A recent report by the International Monetary Fund (IMF) states that governments and central banks risk sparking a massive global financial crisis. The stark warning comes as debt binging becomes prevalent in the continuously developing world.
The report states that companies in emerging markets have over-borrowed by $3 trillion during the last ten years. During this time, the IMF Global Financial Stability Report showed that the private sector quadrupled during the 2004 to 2014 period, according to The Telegraph.
"Corporate and bank balance sheets are currently stretched," the IMF warned. "Immediate prudential attention is needed."
If left unchecked, the debt binge could trigger a sharp capital crunch and massive capital outflows in economies that are already reeling due to low commodity prices. Emerging economies are not the only risk factors, as advanced economies also risk tipping the global economy to chaos due to a "vicious cycle of fire sales, redemptions and more volatility," reports The Sydney Morning Herald.

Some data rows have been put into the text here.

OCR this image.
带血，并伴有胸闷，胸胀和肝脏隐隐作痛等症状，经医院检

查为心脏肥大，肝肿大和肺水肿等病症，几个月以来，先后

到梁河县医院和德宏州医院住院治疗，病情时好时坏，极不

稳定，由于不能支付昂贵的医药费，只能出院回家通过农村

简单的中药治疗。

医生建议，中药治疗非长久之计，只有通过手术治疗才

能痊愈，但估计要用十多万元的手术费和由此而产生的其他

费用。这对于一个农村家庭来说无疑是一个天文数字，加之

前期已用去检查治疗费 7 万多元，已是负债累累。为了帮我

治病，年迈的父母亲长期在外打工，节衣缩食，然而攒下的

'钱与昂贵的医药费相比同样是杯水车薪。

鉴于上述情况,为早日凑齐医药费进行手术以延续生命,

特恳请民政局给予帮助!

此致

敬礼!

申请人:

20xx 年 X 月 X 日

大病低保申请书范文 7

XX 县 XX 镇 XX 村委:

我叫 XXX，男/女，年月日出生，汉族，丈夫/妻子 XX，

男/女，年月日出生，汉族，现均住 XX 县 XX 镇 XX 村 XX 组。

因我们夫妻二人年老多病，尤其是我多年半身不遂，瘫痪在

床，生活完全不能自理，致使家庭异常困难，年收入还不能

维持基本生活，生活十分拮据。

"The global financial outlook is clouded by a triad of policy challenges: emerging market vulnerabilities, legacy issues from the crisis in advanced economies, and weak systemic market liquidity," the report said.
The fund further warned that there is no margin of error for policymakers, who are navigating through the hazardous tasks. A slight miscalculation could collapse into a "failed normalization" of interest rates and conditions, which would in turn wipe out a significant percentage of the world's economic output over the next two years.